From the

Official News Magazine of the Diocese of Spokane

Deacon Eric Meisfjord, Editor
P.O. Box 48, Spokane WA 99210
(509) 358-7340; FAX: (509) 358-7302

A wedding homily: What happened at Cana ‘tells us something about what is happening right now’

by Father Cornelius Verdoorn

(From the Jan. 18, 2001 edition of the Inland Register)

Almost 2,000 years ago in another town there was another wedding. That marriage is the first place our Lord took his disciples after calling them to follow him.

What happened there tells us something about what is happening right now.

You see, Christ cares about you just as He cared about that couple in the town of Cana in Galilee. It was their wedding feast, something like the reception you are going to have. Only it lasted quite a bit longer. A wedding feast back then might last a whole week. After all, would you walk 20 or 30 miles through a hot, dry wilderness just for a piece of cake and glass of punch? Not likely!

Back then, when life was rather bleak, a wedding was a festive time for the whole community as well as for the family. The couple would be the king and queen of that village during the week of celebration. Just as you hope all will go well at the reception today, so they hoped all would go well.

Only it didn’t.

They ran out of wine. You can imagine how embarrassing that must have been. The guests would have to be told to go home.

And so our Lord had six purification jars brought to him and he turned the water in them into the choicest wine. Now these were not little Mason jars! Each of those purification jars held as much as 15 or 20 gallons. And this after they had been celebrating for some time!

In a few minutes, we will come to the part of your wedding in which the two of you will make some promises. You are about to take on a very serious commitment. Marriage is not easy and the vows you are going to make are a reminder of that fact.

You are going to promise that you will be with one another in sickness and in health.

Be honest. Most of us are not a joy to be around. When we are sick, we are not thoughtful of others. We are a bit crabby. If this is the way it is when we have a case of the flu, think how difficult it is when there is serious illness.

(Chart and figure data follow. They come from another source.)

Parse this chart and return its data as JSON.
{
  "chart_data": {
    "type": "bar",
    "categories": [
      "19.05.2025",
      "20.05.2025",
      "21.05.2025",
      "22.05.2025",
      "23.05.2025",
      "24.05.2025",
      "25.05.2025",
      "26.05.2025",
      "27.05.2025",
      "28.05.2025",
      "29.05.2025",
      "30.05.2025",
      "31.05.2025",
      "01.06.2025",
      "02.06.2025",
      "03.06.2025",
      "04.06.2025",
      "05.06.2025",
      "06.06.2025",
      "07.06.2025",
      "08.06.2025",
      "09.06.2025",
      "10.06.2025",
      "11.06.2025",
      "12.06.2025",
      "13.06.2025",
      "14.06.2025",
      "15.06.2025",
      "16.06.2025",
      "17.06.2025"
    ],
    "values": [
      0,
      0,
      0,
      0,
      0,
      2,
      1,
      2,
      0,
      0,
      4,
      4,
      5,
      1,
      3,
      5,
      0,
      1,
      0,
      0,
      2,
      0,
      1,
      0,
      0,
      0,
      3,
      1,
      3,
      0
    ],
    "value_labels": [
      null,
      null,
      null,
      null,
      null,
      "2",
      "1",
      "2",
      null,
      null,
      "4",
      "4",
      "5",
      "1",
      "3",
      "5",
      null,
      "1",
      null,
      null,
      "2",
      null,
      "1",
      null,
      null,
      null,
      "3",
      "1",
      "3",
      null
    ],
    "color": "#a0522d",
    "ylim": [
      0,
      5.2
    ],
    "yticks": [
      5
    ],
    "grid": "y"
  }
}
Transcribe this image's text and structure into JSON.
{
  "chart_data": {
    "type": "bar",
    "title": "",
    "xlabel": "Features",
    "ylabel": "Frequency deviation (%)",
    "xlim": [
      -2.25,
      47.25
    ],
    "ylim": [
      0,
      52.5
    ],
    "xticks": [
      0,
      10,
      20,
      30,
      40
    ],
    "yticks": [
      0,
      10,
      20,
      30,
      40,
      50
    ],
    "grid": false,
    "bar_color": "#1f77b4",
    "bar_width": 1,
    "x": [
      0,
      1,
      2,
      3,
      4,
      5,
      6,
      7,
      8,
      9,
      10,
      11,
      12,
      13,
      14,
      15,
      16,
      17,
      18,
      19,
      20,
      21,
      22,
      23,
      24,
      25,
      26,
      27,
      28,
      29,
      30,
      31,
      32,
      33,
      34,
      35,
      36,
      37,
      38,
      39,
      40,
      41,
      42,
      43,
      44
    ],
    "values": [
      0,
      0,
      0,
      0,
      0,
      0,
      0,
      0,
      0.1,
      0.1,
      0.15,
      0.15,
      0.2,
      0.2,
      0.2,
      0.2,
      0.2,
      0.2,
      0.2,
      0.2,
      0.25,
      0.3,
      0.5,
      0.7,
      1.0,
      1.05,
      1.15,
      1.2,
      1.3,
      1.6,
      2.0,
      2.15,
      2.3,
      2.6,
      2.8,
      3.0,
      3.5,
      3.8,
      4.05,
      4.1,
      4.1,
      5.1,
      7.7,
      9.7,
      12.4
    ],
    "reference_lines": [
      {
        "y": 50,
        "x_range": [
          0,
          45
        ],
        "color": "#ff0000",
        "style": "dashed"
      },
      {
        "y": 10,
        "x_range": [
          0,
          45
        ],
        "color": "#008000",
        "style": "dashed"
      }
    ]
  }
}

You are going to promise that whether you are rich or poor, you will continue the relationship. It is not easy to give up creature comforts we are used to and enjoy. It may be true that two can live as cheaply as one, but not as well. As children come along, there will be many sacrifices. Again, this is a serious vow.

You are promising to be faithful to one another. In a world that flaunts sexuality and unfaithfulness, this is no easy promise. As time wears on you will begin to see in each other all the imperfections every human being has. You may go out the door in the morning after kissing someone who is in a grumpy mood, who has not showered. There will be days when everyone you meet seems more attractive than your mate. Yet you are committing yourselves to a life of fidelity.

Lastly, you are promising to remain together until you are parted by death. When you are young, it is hard to imagine that there will come a time when one of you must watch the other die. It is not a pleasant thought.

During these difficult times, think back to that wedding in Cana. Just as our Lord was concerned with that couple’s well-being, so he is concerned with yours. There is no problem too great or even to small that you cannot share with him.

One of the joys of being a Christian is that we believe that God became human. This has great practical significance for all of us, especially the two of you. You see, because Christ lived like one of us, yet did not sin, he understands what it is like to be human. When you worry about making ends meet, he understands. When you are worried about a loved one’s illness, he knows how you feel. Never be afraid or ashamed to share your need with him. In fact, the extent to which you are able to share with Christ will determine how strong a relationship you have with one another. Somehow, people often feel that faith is an individual thing, just something between me and God. Nothing could be further from the truth.

If God called you to be married, then it is through that relationship that you will come to know him best. It is your vocation, and our vocations are our means to holiness. Your marriage is your pathway to heaven. It may sound a bit corny but, from this moment on, you are expected to go hand in hand into eternity.

A great deal of effort has gone into making this day a very special one. The church has been decorated with flowers, special music selected, friends invited. Innumerable preparations made this day a reality. Each detail seems of the greatest importance, but we know in fact that they are secondary to our real purpose here. The preparations should never overshadow the commitment made to a lifelong marriage in the sight of God.

This day is special not because of its outward beauty, as wonderful as that is, but because a man and a woman are giving themselves to one another unreservedly.

We pray that God will give to both of you his grace so that the trust and love with which you have begun this day will permeate the remainder of your lives.

Grant, O Lord, that as their love for each other increases, their love for you may abound. Amen.

(Editor’s note: Father Roy Floch, pastor in Wilbur and Odessa, found this wedding homily in a drawer in Odessa; Father Verdoorn had once been pastor of that parish. Father Verdoorn died Dec. 24, 2000.)